Another part, equally selfish, is my wish for variety. For eight months, I’ll only have running, walking, and the exercise bike for aerobic workouts. Having a fourth choice for a third of the years is always welcome, and swimming is the best of my usual choices for recovering from leg or foot injuries.

However, the major reason for my sense of impending loss is that I feel that I am just getting used to the laps. I am not an especially graceful man; my exercise is usually proof of dogged determination than any real ability. But after a few months of regular swims, I feel a certain power and grace creeping into my swimming. I know the rhythm of my swim, and the distance a single stroke of the arms and legs will send me. What, I wonder, would I be like if I had another month or two? I have a sense of an enhanced state of fitness and consciousness that is beyond my reach, yet one that I am inching inexorably towards.

Of course, I could see if this sense is an illusion by going to a public pool.
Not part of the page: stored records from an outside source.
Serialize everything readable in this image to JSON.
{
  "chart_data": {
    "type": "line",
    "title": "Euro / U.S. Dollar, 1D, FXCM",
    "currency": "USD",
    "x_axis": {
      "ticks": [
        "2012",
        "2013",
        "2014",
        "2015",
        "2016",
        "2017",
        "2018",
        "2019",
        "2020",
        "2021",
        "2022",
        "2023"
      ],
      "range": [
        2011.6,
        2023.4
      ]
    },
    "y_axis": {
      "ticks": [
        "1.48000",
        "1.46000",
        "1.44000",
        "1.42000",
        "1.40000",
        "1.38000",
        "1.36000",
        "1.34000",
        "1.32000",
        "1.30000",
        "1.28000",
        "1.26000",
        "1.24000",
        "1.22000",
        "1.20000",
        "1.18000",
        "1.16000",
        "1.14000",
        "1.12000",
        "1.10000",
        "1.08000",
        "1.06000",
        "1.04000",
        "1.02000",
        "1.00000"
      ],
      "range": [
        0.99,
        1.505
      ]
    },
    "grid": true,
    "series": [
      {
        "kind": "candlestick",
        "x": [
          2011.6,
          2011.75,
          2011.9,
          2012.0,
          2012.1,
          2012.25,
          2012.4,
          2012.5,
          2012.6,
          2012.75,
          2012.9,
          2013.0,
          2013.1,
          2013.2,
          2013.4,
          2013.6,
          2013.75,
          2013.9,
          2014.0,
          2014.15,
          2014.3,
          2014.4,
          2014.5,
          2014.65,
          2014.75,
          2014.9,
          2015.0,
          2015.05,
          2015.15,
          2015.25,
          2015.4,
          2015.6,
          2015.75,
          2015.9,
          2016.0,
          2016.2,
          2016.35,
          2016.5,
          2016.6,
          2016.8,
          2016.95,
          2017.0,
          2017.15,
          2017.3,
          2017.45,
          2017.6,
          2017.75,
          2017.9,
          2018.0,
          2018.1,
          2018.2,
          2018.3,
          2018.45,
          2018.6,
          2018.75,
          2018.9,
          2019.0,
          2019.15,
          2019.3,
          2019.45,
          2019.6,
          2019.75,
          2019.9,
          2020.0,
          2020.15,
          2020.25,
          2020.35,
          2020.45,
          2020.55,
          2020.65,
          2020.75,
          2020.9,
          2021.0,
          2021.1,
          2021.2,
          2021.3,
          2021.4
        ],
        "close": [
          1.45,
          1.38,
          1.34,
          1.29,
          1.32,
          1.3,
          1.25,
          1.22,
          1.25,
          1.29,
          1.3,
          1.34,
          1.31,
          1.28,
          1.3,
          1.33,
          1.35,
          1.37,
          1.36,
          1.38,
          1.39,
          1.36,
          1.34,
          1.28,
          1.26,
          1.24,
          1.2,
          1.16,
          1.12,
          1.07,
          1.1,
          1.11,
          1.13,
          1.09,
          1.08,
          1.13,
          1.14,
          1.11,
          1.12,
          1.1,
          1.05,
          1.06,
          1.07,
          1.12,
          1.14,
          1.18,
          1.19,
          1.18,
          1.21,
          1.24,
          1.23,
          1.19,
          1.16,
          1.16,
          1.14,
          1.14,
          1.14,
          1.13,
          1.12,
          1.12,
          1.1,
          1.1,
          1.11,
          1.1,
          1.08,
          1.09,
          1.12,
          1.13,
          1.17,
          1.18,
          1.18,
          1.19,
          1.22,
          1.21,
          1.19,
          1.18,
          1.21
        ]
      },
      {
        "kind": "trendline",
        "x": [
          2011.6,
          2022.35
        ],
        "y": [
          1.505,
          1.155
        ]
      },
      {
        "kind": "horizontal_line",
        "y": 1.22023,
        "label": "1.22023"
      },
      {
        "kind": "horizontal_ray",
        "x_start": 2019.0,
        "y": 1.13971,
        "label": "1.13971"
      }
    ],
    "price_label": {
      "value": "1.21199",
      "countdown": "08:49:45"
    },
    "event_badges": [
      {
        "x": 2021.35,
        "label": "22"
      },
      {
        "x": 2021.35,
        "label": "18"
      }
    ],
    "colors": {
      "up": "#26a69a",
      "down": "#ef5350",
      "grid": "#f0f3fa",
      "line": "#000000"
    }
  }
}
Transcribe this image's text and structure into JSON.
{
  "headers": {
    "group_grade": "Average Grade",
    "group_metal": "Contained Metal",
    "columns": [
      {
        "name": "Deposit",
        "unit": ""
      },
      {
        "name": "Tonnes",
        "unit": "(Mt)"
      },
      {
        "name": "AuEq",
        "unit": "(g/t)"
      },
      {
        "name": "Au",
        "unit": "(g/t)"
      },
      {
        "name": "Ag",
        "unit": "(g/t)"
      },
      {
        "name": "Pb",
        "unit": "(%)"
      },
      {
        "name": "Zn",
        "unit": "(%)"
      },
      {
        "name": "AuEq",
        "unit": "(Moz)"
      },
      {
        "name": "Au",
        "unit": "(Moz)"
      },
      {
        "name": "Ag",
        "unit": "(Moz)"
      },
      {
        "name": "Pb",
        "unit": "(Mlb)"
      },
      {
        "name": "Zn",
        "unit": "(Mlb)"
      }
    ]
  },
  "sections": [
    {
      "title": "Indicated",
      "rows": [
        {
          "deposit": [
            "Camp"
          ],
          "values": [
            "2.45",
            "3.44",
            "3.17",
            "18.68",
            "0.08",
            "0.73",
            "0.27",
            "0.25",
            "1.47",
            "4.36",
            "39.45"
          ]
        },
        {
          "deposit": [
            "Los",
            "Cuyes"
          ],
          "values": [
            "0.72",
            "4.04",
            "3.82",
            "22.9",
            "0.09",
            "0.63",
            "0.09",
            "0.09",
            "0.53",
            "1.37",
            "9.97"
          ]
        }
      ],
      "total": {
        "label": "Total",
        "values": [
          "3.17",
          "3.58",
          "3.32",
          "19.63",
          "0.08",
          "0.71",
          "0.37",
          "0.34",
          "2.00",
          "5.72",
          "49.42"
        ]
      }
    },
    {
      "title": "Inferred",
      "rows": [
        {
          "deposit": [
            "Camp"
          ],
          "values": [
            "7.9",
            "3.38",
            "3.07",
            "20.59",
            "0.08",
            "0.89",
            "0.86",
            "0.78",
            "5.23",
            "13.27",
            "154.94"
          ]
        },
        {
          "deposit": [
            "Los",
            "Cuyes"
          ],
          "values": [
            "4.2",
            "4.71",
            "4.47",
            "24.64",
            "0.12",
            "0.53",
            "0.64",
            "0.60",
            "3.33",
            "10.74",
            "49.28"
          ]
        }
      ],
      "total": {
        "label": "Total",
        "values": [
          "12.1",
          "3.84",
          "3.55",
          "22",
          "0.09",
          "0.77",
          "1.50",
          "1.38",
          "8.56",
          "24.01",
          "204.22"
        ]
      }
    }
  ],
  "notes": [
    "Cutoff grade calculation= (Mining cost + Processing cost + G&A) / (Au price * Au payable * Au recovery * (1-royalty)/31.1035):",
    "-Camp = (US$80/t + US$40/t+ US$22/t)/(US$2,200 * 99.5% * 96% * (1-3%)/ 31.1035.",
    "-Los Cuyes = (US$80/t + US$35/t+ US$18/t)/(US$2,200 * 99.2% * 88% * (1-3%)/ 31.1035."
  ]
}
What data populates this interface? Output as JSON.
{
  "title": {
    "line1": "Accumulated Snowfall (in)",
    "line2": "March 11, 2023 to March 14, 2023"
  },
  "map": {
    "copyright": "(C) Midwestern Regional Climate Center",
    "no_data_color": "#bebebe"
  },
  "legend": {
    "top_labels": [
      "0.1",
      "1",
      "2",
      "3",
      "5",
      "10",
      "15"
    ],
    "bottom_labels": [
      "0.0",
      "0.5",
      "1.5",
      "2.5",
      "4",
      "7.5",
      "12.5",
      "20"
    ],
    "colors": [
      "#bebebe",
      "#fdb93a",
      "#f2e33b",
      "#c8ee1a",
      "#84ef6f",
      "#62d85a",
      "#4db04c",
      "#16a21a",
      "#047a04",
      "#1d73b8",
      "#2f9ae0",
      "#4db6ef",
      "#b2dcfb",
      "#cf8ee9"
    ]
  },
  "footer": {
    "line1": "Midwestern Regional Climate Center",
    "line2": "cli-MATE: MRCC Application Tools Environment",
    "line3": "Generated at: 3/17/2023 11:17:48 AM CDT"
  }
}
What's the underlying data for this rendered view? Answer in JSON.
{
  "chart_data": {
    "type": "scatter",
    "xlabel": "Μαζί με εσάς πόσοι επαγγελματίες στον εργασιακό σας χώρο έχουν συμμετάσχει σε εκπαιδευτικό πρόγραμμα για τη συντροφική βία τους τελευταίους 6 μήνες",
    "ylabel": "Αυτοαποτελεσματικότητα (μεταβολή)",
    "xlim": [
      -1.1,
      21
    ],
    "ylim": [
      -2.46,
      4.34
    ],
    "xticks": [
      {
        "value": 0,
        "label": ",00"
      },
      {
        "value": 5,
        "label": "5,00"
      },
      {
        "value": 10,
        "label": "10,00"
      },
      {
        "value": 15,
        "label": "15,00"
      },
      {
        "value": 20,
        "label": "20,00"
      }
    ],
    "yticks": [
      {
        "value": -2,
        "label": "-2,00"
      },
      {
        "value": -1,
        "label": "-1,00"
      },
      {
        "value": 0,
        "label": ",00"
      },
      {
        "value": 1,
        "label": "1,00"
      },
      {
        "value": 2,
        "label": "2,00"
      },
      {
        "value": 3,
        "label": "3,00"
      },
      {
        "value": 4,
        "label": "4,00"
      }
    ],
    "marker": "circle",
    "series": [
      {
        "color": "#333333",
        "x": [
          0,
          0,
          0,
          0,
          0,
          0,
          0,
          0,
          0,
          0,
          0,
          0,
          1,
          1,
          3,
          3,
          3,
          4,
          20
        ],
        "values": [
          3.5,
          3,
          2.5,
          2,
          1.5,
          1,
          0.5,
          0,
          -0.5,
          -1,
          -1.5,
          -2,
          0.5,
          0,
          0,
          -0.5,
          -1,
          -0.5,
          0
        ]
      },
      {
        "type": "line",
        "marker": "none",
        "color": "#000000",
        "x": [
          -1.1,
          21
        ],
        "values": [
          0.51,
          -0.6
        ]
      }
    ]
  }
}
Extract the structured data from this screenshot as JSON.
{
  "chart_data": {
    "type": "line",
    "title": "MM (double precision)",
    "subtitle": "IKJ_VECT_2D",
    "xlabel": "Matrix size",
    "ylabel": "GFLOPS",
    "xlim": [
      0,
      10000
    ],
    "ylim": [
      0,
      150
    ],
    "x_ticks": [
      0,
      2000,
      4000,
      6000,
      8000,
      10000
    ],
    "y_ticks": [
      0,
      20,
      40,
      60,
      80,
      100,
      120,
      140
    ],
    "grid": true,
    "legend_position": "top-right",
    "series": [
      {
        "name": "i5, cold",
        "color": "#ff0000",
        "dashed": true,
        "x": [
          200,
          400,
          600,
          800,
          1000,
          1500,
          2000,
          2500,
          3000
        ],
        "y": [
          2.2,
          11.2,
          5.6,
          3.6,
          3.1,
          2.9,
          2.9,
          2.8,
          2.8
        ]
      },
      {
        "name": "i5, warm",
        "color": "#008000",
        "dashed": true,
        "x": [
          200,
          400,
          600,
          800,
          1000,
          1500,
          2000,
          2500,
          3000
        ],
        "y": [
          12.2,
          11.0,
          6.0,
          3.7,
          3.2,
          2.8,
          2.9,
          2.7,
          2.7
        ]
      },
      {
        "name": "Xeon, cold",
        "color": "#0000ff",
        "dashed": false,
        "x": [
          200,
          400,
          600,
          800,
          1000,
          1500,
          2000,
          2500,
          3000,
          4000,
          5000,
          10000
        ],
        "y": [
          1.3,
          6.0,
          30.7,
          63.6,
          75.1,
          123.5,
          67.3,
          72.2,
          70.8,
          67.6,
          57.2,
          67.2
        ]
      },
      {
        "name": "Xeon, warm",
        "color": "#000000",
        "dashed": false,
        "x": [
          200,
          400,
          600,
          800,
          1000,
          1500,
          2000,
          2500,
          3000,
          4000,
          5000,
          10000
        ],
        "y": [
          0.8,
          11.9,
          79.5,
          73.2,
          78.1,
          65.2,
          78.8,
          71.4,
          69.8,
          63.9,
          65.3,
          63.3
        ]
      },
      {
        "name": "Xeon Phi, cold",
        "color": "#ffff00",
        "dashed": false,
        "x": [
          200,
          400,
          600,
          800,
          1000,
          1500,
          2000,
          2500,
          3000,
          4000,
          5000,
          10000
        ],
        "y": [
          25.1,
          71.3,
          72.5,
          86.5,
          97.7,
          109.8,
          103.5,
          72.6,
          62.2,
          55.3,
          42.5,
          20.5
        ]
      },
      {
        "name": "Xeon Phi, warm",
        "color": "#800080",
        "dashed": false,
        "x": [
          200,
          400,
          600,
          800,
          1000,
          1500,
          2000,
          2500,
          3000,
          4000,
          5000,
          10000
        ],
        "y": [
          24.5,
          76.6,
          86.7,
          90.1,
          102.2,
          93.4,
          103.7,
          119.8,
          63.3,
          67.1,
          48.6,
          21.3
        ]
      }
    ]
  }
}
There are four within ten miles of me, including one that is ten minutes’ walk away. Yet none are free, and none are as convenient as the pool just beyond my door step.

Moreover, the one within walking distance is part of a basement complex that is half dark and full of joyless exercisers. Going there would would be a constant struggle against the physical and emotional gloom of the place. So, the likelihood is that I won’t go to any of them regularly.

Meanwhile, my pleasure in the exercise is tinged with a sense of its impermanence. Each time I finish could easily be my last until next spring.